05. September 2022, 16:03 Uhr

Das Maßnahmen des dritten Entlastungspakets der Bundesreaktion stoßen auf unterschiedliche Reaktionen. Während Ökonomen einzelne Maßnahmen lobten, kritisierte die Opposition das Paket als unzureichend. Auch aus Mitteldeutschland kam sowohl Kritik als auch Lob.

Reaktionen aus der Opposition

Die Oppositionsparteien kritisieren die Entlastungspläne der Bundesregierung als unzureichend. Der CDU-Vorsitzende Friedrich Merz sagte im Sommerinterview der ARD, zwar sei es etwa richtig, Rentner und Studierende in die Energiepreispauschale einzubeziehen. Aber ob es auch für diejenigen ausreiche, die gerade oberhalb der Wohngeld- und Sozialhilfe-Grenzen lägen, das müsse man sehen. Er glaube auch, dass "die kleinen und mittleren Unternehmen, die dieses Land am Laufen halten", sich in den nächsten Tagen massiv beklagen würden darüber, dass an sie nicht gedacht werde.

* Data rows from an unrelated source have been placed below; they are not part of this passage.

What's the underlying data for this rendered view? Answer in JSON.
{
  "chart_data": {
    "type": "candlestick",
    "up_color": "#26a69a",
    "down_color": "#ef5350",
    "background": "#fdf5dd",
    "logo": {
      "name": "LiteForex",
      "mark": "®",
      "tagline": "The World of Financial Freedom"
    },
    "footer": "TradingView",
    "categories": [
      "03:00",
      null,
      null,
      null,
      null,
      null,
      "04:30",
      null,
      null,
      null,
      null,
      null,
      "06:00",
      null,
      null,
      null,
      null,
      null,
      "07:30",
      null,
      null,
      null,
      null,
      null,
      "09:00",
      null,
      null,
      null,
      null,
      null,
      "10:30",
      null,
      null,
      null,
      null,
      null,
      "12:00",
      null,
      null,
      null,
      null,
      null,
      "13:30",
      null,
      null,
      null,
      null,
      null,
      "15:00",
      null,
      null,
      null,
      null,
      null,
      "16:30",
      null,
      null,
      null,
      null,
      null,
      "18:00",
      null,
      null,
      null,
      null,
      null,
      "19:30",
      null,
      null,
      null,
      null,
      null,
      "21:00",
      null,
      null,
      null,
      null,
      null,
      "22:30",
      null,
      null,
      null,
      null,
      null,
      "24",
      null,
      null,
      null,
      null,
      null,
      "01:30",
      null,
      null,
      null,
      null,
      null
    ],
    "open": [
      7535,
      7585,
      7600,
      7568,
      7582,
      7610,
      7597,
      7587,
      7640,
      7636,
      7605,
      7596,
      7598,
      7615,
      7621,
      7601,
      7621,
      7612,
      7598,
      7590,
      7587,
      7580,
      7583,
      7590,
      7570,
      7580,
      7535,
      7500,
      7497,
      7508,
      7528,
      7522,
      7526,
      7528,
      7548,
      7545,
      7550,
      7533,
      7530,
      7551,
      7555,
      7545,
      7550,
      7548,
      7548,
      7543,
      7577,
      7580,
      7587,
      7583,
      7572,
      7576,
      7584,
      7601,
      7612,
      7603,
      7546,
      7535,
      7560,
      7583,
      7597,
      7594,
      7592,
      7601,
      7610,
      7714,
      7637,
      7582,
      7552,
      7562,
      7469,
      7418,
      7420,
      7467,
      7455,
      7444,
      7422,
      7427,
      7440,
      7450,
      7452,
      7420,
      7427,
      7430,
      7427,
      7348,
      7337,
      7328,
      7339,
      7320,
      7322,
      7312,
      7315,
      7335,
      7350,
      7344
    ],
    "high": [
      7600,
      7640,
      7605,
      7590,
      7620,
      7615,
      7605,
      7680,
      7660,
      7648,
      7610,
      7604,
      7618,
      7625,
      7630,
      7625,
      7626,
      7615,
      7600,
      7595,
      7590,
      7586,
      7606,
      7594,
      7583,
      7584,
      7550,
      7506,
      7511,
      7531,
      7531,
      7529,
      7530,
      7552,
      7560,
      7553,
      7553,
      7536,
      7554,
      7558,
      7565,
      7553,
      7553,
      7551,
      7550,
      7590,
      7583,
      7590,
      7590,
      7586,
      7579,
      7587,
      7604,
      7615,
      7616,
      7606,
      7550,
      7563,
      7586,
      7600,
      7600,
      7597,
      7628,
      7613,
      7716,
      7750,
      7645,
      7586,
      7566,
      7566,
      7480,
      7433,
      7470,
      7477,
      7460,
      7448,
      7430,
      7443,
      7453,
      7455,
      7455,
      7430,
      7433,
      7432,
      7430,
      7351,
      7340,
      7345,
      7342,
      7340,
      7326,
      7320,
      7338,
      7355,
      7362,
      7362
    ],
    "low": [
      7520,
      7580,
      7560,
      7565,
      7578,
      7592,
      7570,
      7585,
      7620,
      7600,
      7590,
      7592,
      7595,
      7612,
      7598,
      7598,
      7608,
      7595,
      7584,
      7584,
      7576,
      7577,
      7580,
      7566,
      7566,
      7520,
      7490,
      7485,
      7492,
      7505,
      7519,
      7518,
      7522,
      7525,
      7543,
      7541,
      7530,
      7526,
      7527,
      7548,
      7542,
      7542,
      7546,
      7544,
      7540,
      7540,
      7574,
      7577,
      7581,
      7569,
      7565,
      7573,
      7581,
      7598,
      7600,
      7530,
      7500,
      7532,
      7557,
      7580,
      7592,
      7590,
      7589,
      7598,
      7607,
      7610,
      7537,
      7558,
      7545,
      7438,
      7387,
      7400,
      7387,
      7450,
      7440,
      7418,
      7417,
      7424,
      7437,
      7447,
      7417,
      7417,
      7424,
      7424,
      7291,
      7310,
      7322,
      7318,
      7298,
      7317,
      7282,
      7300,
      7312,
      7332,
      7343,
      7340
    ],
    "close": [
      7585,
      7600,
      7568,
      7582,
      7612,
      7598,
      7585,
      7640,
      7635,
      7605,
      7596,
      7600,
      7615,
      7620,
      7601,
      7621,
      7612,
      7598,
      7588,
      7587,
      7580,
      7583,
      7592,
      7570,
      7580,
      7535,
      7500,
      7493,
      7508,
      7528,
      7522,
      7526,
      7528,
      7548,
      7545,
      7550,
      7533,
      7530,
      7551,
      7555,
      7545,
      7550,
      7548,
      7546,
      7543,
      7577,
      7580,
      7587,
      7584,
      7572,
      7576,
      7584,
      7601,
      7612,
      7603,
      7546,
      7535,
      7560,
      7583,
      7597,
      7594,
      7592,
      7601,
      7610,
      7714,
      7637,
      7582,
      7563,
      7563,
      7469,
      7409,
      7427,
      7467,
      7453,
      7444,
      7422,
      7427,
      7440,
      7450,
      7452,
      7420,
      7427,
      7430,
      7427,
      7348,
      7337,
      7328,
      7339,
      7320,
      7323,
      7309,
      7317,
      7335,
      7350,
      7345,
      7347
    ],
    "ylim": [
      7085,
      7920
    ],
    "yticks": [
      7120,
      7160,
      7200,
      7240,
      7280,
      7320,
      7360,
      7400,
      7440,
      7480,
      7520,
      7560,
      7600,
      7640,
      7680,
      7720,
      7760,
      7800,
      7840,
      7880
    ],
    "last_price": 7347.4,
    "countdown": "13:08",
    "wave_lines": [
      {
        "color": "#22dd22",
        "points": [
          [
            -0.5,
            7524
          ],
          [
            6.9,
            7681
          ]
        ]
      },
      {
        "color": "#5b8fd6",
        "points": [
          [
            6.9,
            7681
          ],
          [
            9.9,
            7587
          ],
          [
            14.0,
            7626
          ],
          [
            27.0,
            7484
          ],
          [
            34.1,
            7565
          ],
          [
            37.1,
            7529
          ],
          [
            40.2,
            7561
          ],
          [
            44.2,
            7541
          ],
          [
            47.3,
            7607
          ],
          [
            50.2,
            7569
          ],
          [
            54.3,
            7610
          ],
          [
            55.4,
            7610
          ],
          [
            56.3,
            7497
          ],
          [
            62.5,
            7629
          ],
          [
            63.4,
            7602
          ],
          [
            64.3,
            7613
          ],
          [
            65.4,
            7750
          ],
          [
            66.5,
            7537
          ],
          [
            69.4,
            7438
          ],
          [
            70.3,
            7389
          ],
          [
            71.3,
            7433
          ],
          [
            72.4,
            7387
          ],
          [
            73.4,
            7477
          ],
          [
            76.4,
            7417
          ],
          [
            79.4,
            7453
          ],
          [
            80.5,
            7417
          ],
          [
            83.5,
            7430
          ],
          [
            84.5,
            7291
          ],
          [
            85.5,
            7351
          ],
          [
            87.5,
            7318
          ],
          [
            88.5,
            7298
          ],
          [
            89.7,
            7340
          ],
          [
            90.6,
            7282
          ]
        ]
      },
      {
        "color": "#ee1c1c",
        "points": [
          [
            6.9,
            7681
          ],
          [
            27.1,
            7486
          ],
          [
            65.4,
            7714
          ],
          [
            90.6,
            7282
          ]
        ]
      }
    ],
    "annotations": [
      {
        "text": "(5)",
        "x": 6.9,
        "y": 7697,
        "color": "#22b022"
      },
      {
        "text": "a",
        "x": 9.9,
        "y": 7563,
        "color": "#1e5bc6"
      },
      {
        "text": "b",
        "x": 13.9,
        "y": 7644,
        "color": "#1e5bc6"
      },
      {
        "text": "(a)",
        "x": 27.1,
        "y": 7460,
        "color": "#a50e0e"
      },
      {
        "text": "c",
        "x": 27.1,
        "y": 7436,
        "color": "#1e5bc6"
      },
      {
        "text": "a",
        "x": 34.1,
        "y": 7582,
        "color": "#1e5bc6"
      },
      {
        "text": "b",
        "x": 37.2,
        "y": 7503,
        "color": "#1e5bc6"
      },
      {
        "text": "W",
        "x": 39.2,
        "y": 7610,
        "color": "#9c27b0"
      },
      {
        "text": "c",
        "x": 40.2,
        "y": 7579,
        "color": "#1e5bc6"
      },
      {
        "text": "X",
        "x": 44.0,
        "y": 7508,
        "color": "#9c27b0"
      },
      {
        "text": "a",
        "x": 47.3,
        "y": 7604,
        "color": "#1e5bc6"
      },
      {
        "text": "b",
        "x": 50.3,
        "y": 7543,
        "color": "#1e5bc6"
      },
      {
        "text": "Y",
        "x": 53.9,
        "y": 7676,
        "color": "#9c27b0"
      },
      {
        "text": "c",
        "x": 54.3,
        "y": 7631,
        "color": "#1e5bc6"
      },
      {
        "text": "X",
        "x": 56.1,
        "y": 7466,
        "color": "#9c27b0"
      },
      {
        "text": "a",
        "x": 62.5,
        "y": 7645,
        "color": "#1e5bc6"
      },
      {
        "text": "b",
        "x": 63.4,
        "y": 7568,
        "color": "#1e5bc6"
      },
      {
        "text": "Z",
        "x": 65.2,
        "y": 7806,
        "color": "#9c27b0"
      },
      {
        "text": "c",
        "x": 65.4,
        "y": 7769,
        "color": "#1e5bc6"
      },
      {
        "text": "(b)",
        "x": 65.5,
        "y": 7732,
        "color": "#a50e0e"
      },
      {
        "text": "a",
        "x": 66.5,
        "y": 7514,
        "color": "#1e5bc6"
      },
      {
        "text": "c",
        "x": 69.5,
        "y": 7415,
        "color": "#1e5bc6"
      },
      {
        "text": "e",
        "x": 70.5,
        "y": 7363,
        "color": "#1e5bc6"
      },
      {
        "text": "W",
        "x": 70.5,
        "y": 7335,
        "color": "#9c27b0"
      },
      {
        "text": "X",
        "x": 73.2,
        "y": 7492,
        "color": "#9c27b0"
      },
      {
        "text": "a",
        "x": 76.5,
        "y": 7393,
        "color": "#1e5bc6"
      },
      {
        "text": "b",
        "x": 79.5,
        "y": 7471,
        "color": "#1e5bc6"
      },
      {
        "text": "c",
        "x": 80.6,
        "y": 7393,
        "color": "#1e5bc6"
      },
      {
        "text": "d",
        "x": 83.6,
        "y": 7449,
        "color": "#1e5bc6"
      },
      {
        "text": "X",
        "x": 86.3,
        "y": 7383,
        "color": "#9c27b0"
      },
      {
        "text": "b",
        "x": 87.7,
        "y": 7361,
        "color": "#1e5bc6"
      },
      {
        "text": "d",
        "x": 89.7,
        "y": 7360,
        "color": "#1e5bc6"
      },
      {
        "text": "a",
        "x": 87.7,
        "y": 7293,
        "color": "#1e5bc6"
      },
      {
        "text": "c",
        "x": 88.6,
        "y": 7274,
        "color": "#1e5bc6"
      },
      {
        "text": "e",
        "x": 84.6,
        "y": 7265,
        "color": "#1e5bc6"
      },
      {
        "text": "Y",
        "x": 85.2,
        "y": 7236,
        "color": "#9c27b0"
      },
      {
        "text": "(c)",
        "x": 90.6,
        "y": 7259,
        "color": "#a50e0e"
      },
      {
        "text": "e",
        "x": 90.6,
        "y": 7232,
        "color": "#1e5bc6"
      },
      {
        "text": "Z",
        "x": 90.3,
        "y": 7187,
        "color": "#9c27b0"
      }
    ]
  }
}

Der Linkspartei gehen die geplanten Maßnahmen nicht weit genug. Es sei in der Koalition "wieder nur ein Entlastungspäckchen" herausgekommen, sagte Linken-Fraktionschefin Amira Mohamed Ali den Funke-Zeitungen. "Alle drei dieser Entlastungspäckchen zusammen bleiben immer noch hinter den 100 Milliarden zurück, die über Nacht für Aufrüstung beschlossen werden konnten", bemängelte sie.

Die Partei- und Fraktionschefs der AfD, Alice Weidel und Tino Chrupalla, warnten vor einem weiteren Preisauftrieb infolge des Entlastungspakets. Inflation mit mehr Staatsausgaben zu begegnen, sei "so sinnvoll, wie Feuer mit Benzin löschen zu wollen", erklärten sie. Es brauche stattdessen gezielte Entlastung bei den Verbrauchssteuern auf Lebensmittel und Energie sowie die Abschaffung der CO2-Abgabe.

Reaktionen von Ökonomen

Auch von Ökonomen gibt es Kritik am Entlastungspaket, aber eher an Einzelmaßnahmen. Die Wirtschaftsweise Veronika Grimm sagte der "Frankfurter Allgemeinen Zeitung", die Maßnahmen am Strommarkt und zur Abfederung der Belastungen der Gaskunden blieben "noch unkonkret". Zugleich lobte sie, dass nun "im Wesentlichen Menschen, die die Härten besonders weniger selbst abfedern können", Zuschüsse bekämen.

Der Chef des Ifo-Instituts, Clemens Fuest, kritisierte das Hilfspaket als zu wenig zielgenau. Positiv sei, dass die Bundesregierung sich erkennbar bemühe, Preise und damit Anreize für das Energiesparen wirken zu lassen", sagte Fuest der "Bild"-Zeitung. Allerdings sei die Koalition hier "teils mit der Gießkanne unterwegs". Die Entlastung bei den Strompreisen komme etwa auch Haushalten mit höheren Einkommen zu Gute, die die Strompreise selbst tragen könnten.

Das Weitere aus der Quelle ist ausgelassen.